Seid bereit für den Herrn, so, wie ein Hausbesitzer sich auf einen Dieb einstellen würde, wenn er denn wüsste, wann genau dieser kommt. Das ist zum Abschluss ein eigenartiges Bild, schließlich kommt der Dieb ja ungelegen und bringt Leid über den Hausbesitzer. Und der Menschensohn? Der kommt eben auch höchst ungelegen, wenn wir es uns in unserer „Bockigkeit“ gerade so richtig schön bequem gemacht haben. Wenn wir also spirituell schlafen, mitten in der dunklen Nacht. Dann ist die Überraschung eine negative.

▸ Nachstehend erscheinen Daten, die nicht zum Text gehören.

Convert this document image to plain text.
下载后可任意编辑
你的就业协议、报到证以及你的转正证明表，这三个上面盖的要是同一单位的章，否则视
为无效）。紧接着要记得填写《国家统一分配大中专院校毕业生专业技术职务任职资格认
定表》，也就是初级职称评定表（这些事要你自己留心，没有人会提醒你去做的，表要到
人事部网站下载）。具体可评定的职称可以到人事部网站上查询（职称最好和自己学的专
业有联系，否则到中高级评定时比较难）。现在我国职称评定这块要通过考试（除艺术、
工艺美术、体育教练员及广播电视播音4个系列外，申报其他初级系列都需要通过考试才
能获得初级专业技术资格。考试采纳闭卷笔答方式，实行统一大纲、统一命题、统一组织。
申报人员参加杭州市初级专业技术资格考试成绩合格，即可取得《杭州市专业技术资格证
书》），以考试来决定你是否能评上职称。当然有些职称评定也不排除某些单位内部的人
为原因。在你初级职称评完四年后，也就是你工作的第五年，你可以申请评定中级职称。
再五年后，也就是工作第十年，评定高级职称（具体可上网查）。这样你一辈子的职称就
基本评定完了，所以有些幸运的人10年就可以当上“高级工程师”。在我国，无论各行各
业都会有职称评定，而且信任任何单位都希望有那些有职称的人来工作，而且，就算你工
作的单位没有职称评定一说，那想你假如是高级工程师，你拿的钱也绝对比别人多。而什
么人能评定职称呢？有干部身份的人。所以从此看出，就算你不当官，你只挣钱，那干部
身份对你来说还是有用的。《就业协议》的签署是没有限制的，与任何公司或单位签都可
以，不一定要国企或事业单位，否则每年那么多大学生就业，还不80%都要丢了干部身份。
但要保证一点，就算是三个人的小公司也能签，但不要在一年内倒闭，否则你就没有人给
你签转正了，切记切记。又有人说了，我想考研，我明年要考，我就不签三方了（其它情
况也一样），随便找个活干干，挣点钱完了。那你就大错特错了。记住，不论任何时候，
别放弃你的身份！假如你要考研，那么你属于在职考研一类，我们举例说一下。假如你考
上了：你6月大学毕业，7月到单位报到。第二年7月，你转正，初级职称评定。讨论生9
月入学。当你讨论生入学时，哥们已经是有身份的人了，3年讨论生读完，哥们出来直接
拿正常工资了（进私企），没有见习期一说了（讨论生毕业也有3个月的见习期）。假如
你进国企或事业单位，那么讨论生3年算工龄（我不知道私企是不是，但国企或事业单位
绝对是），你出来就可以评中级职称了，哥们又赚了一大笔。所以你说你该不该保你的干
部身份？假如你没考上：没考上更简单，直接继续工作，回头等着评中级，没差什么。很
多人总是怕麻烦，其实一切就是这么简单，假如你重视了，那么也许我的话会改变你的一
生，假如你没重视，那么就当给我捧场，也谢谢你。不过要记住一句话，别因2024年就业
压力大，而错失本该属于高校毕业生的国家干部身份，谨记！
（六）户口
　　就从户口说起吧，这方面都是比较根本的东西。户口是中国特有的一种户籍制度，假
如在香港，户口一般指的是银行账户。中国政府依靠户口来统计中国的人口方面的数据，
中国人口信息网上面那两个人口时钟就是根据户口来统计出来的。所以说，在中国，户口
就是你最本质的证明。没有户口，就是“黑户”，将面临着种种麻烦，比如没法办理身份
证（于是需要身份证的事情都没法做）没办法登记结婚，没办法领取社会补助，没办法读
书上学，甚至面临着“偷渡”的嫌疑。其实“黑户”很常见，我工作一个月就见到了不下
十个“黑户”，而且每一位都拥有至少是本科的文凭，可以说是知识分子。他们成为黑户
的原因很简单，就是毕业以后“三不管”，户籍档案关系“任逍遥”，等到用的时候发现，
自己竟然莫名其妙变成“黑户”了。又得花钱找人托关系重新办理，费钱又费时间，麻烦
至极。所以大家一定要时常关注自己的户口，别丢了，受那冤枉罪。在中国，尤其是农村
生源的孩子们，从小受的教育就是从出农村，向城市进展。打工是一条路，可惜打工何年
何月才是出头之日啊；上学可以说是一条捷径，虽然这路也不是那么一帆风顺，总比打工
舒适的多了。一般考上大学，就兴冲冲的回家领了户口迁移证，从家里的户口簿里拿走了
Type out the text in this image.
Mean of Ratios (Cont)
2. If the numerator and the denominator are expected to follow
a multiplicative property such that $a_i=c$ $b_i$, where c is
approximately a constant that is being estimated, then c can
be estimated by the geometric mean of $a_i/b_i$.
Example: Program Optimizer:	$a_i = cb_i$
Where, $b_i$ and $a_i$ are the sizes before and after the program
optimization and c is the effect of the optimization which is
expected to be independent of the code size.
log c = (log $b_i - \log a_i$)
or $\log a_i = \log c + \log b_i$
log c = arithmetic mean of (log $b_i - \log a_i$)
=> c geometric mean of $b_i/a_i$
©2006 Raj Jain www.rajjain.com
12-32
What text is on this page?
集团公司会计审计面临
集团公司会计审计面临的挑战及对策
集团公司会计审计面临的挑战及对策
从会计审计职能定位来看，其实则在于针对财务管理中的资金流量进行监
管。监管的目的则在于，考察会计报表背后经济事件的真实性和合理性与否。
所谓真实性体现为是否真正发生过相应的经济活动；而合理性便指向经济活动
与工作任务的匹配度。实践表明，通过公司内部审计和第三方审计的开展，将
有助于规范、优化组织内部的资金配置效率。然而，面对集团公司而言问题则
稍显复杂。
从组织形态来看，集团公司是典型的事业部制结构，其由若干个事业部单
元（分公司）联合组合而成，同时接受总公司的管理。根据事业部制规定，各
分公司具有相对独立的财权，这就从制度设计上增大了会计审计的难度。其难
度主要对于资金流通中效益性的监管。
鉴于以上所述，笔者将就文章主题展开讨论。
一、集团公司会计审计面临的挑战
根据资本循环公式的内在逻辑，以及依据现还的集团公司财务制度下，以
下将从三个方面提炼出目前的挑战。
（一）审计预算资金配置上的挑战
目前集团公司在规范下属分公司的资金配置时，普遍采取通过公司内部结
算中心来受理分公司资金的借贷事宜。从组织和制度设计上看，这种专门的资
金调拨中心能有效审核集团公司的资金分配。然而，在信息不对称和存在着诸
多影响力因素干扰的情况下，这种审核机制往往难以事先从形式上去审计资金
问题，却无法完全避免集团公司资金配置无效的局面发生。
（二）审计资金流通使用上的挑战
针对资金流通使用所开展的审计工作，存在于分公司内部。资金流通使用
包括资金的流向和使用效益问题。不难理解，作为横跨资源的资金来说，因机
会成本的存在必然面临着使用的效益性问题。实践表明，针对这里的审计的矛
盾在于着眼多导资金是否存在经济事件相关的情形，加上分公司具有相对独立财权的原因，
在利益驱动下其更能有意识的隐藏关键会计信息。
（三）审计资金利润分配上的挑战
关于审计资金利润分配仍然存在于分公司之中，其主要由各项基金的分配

Wachsamkeit erfordert dabei nicht 24-Stunden-Aktionismus, sieben Tage die Woche. Wachsamkeit bedeutet eine beständige Disposition zum Schaf-Sein. Das ist am ehesten gewährleistet, wenn man ein Schaf ist, denn dann braucht man sich das Schaffell gar nicht mehr umständlich anzuziehen, wenn man denn meint, das sei jetzt mal dran, um so zu tun, als sei man ein Schaf, in der Adventszeit etwa, zu Weihnachten. Jesus will caritas, nicht charity, will aus Teilzeit-Schafen echte Schafe machen, Menschen ohne Kompromisse, hundertprozentig wachsam für Gott und füreinander. So wie der Hirte.
1 Nestle, Eberhard, Sprachlicher Schlüssel zum Griechischen Neuen Testament, 17. Auflage, Stuttgart 1984 (nachfolgend: Nestle 17), S. 66.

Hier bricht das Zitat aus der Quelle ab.